Démoniak est une nébuleuse d’artistes œuvrant dans l’anonymat et une semi-confidentialité depuis une bonne dizaine d’années, dignes héritiers d’une constellation d’auteurs inconnus ou oubliés des comix et fumetti pornographiques et iconoclastes populaires qui ont traversé le XXe siècle.
Après une longue série publiée aux éditions Frémok autour de la figure du “justicier” masqué éponyme, Démoniak s’est attaqué à diverses personnalités publiques pour une série d’outrages de premier choix dans sa série “Épisodes déclassés”, hommage appuyé aux Tijuana Bibles américaines des années 1920.
Pour ce nouveau prolongement de sa geste, les Productions Démoniak vont cette fois lorgner vers la série Eros Negro, bande dessinée pornographique de gare des années 1980, rejouant ici strictement à l’identique le fumetto d’origine.

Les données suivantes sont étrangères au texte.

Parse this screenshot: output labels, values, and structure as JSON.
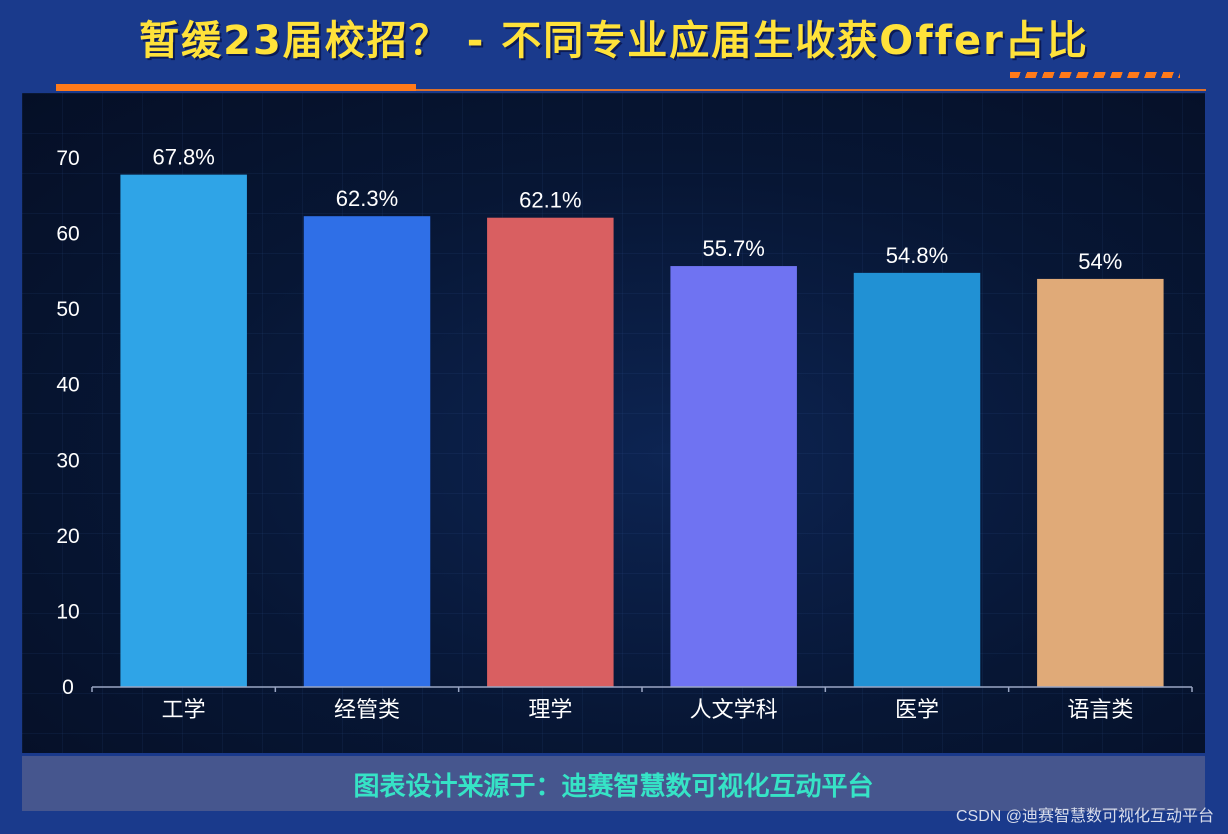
{
  "header": {
    "title": "暂缓23届校招？ - 不同专业应届生收获Offer占比"
  },
  "footer": {
    "source_text": "图表设计来源于：迪赛智慧数可视化互动平台"
  },
  "watermark": "CSDN @迪赛智慧数可视化互动平台",
  "colors": {
    "title": "#ffe23a",
    "accent_orange": "#ff7a1a",
    "footer_text": "#36e3c6",
    "background": "#1a3a8c"
  },
  "chart_data": {
    "type": "bar",
    "categories": [
      "工学",
      "经管类",
      "理学",
      "人文学科",
      "医学",
      "语言类"
    ],
    "values": [
      67.8,
      62.3,
      62.1,
      55.7,
      54.8,
      54
    ],
    "data_labels": [
      "67.8%",
      "62.3%",
      "62.1%",
      "55.7%",
      "54.8%",
      "54%"
    ],
    "bar_colors": [
      "#2fa4e7",
      "#2f6fe7",
      "#d95f61",
      "#6f73f2",
      "#2191d4",
      "#e0aa78"
    ],
    "ylim": [
      0,
      70
    ],
    "yticks": [
      0,
      10,
      20,
      30,
      40,
      50,
      60,
      70
    ],
    "grid": false,
    "legend": "none"
  }
}
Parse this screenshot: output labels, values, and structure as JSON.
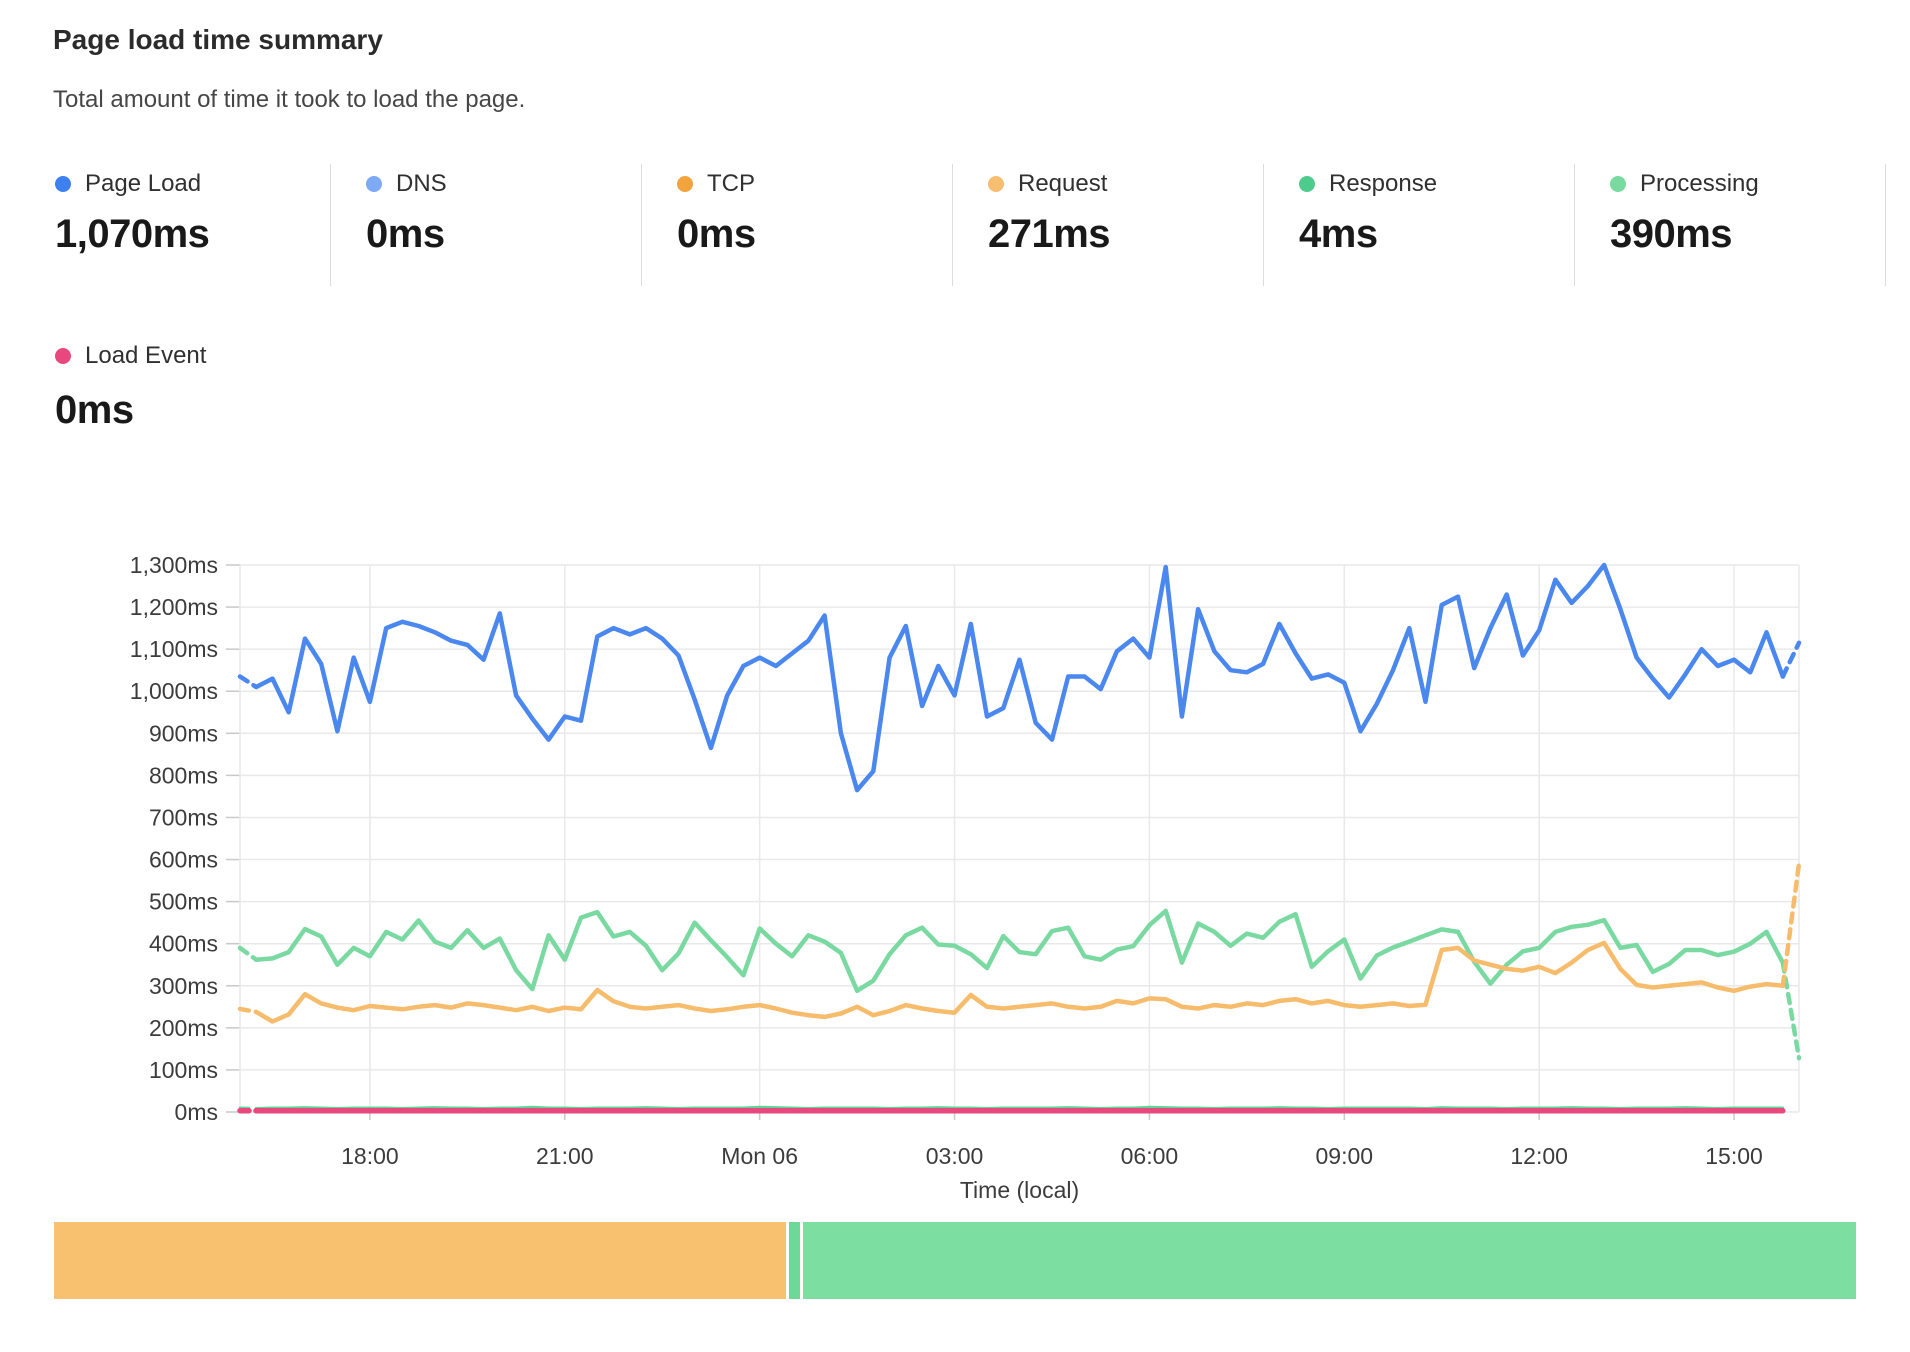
{
  "header": {
    "title": "Page load time summary",
    "subtitle": "Total amount of time it took to load the page."
  },
  "stats": [
    {
      "label": "Page Load",
      "value": "1,070ms",
      "color": "#3e80f0"
    },
    {
      "label": "DNS",
      "value": "0ms",
      "color": "#7ea9f5"
    },
    {
      "label": "TCP",
      "value": "0ms",
      "color": "#f2a33c"
    },
    {
      "label": "Request",
      "value": "271ms",
      "color": "#f6be70"
    },
    {
      "label": "Response",
      "value": "4ms",
      "color": "#4fcb8d"
    },
    {
      "label": "Processing",
      "value": "390ms",
      "color": "#79daa1"
    },
    {
      "label": "Load Event",
      "value": "0ms",
      "color": "#e9487e"
    }
  ],
  "chart_data": {
    "type": "line",
    "xlabel": "Time (local)",
    "x_span_hours": 24,
    "x_step_hours": 0.25,
    "x_start": "Sun 16:00",
    "ylim": [
      0,
      1300
    ],
    "grid": true,
    "legend_position": "none",
    "y_ticks": [
      {
        "value": 0,
        "label": "0ms"
      },
      {
        "value": 100,
        "label": "100ms"
      },
      {
        "value": 200,
        "label": "200ms"
      },
      {
        "value": 300,
        "label": "300ms"
      },
      {
        "value": 400,
        "label": "400ms"
      },
      {
        "value": 500,
        "label": "500ms"
      },
      {
        "value": 600,
        "label": "600ms"
      },
      {
        "value": 700,
        "label": "700ms"
      },
      {
        "value": 800,
        "label": "800ms"
      },
      {
        "value": 900,
        "label": "900ms"
      },
      {
        "value": 1000,
        "label": "1,000ms"
      },
      {
        "value": 1100,
        "label": "1,100ms"
      },
      {
        "value": 1200,
        "label": "1,200ms"
      },
      {
        "value": 1300,
        "label": "1,300ms"
      }
    ],
    "x_ticks": [
      {
        "t": 2,
        "label": "18:00"
      },
      {
        "t": 5,
        "label": "21:00"
      },
      {
        "t": 8,
        "label": "Mon 06"
      },
      {
        "t": 11,
        "label": "03:00"
      },
      {
        "t": 14,
        "label": "06:00"
      },
      {
        "t": 17,
        "label": "09:00"
      },
      {
        "t": 20,
        "label": "12:00"
      },
      {
        "t": 23,
        "label": "15:00"
      }
    ],
    "series": [
      {
        "name": "Processing",
        "color": "#79d9a1",
        "width": 4.5,
        "dash_start": true,
        "dash_end": true,
        "values": [
          390,
          362,
          365,
          380,
          435,
          417,
          350,
          390,
          370,
          428,
          410,
          455,
          405,
          390,
          432,
          390,
          412,
          337,
          292,
          420,
          362,
          462,
          475,
          417,
          428,
          395,
          337,
          377,
          450,
          408,
          368,
          325,
          436,
          400,
          370,
          420,
          405,
          378,
          288,
          312,
          375,
          420,
          438,
          398,
          395,
          375,
          342,
          418,
          380,
          375,
          430,
          438,
          370,
          362,
          386,
          394,
          444,
          478,
          355,
          448,
          428,
          395,
          424,
          414,
          452,
          470,
          345,
          382,
          410,
          317,
          372,
          391,
          405,
          420,
          434,
          428,
          357,
          305,
          350,
          382,
          390,
          428,
          440,
          445,
          456,
          390,
          397,
          333,
          352,
          385,
          385,
          373,
          381,
          400,
          428,
          355,
          128
        ]
      },
      {
        "name": "Request",
        "color": "#f6bc6c",
        "width": 4.5,
        "dash_start": true,
        "dash_end": true,
        "values": [
          245,
          238,
          215,
          232,
          280,
          258,
          248,
          242,
          252,
          248,
          244,
          250,
          254,
          248,
          258,
          254,
          248,
          242,
          250,
          240,
          248,
          244,
          290,
          263,
          250,
          246,
          250,
          254,
          246,
          240,
          244,
          250,
          254,
          246,
          236,
          230,
          226,
          234,
          250,
          230,
          240,
          254,
          246,
          240,
          236,
          278,
          250,
          246,
          250,
          254,
          258,
          250,
          246,
          250,
          264,
          258,
          270,
          268,
          250,
          246,
          254,
          250,
          258,
          254,
          264,
          268,
          258,
          264,
          254,
          250,
          254,
          258,
          252,
          255,
          385,
          390,
          360,
          350,
          340,
          336,
          345,
          330,
          355,
          385,
          402,
          340,
          302,
          296,
          300,
          304,
          308,
          296,
          288,
          298,
          304,
          300,
          590
        ]
      },
      {
        "name": "Response",
        "color": "#5fd595",
        "width": 2.5,
        "dash_start": true,
        "dash_end": false,
        "values": [
          10,
          9,
          10,
          10,
          11,
          10,
          9,
          10,
          10,
          10,
          9,
          10,
          11,
          10,
          10,
          9,
          10,
          10,
          12,
          10,
          10,
          9,
          10,
          10,
          10,
          11,
          10,
          9,
          10,
          10,
          10,
          10,
          12,
          11,
          10,
          9,
          10,
          10,
          10,
          10,
          9,
          10,
          10,
          11,
          10,
          10,
          9,
          10,
          10,
          10,
          10,
          11,
          10,
          9,
          10,
          10,
          12,
          11,
          10,
          10,
          9,
          10,
          10,
          10,
          11,
          10,
          10,
          9,
          10,
          10,
          10,
          10,
          10,
          9,
          11,
          10,
          10,
          10,
          9,
          10,
          10,
          10,
          11,
          10,
          10,
          9,
          10,
          10,
          10,
          11,
          10,
          9,
          10,
          10,
          10,
          10
        ]
      },
      {
        "name": "Load Event",
        "color": "#e8487e",
        "width": 5.5,
        "dash_start": true,
        "dash_end": false,
        "values": [
          3,
          3,
          3,
          3,
          3,
          3,
          3,
          3,
          3,
          3,
          3,
          3,
          3,
          3,
          3,
          3,
          3,
          3,
          3,
          3,
          3,
          3,
          3,
          3,
          3,
          3,
          3,
          3,
          3,
          3,
          3,
          3,
          3,
          3,
          3,
          3,
          3,
          3,
          3,
          3,
          3,
          3,
          3,
          3,
          3,
          3,
          3,
          3,
          3,
          3,
          3,
          3,
          3,
          3,
          3,
          3,
          3,
          3,
          3,
          3,
          3,
          3,
          3,
          3,
          3,
          3,
          3,
          3,
          3,
          3,
          3,
          3,
          3,
          3,
          3,
          3,
          3,
          3,
          3,
          3,
          3,
          3,
          3,
          3,
          3,
          3,
          3,
          3,
          3,
          3,
          3,
          3,
          3,
          3,
          3,
          3
        ]
      },
      {
        "name": "Page Load",
        "color": "#4a87ee",
        "width": 4.5,
        "dash_start": true,
        "dash_end": true,
        "values": [
          1035,
          1010,
          1030,
          950,
          1125,
          1065,
          905,
          1080,
          975,
          1150,
          1165,
          1155,
          1140,
          1120,
          1110,
          1075,
          1185,
          990,
          935,
          885,
          940,
          930,
          1130,
          1150,
          1135,
          1150,
          1125,
          1085,
          980,
          865,
          990,
          1060,
          1080,
          1060,
          1090,
          1120,
          1180,
          900,
          765,
          810,
          1080,
          1155,
          965,
          1060,
          990,
          1160,
          940,
          960,
          1075,
          925,
          885,
          1035,
          1035,
          1005,
          1095,
          1125,
          1080,
          1295,
          940,
          1195,
          1095,
          1050,
          1045,
          1065,
          1160,
          1090,
          1030,
          1040,
          1020,
          905,
          970,
          1050,
          1150,
          975,
          1205,
          1225,
          1055,
          1150,
          1230,
          1085,
          1145,
          1265,
          1210,
          1250,
          1300,
          1195,
          1080,
          1030,
          985,
          1040,
          1100,
          1060,
          1075,
          1045,
          1140,
          1035,
          1115
        ]
      }
    ]
  },
  "bottom_bar": {
    "segments": [
      {
        "name": "Request",
        "value": 271,
        "color": "#f8c170"
      },
      {
        "name": "Response",
        "value": 4,
        "color": "#6cd996"
      },
      {
        "name": "Processing",
        "value": 390,
        "color": "#7cdfa1"
      }
    ]
  }
}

Et cette reprise frappe par sa singularité, questionnant l’acte même de redessiner autant qu’elle réinterroge avec pertinence — avec ses 30 ans de décalage par rapport à la publication originale — la place du Noir dans la psyché occidentale. Et c’est alors avec un à-propos des plus crus et des plus lumineux qu’Eros Negro (Jouer avec le feu) vient souligner d’un jet d’encre, de foutre et de feu, combien la culpabilité refoulée de l’héritage colonial trouve encore et toujours dans le champ du fantasme sexuel un espace propice à son expression dévoyée.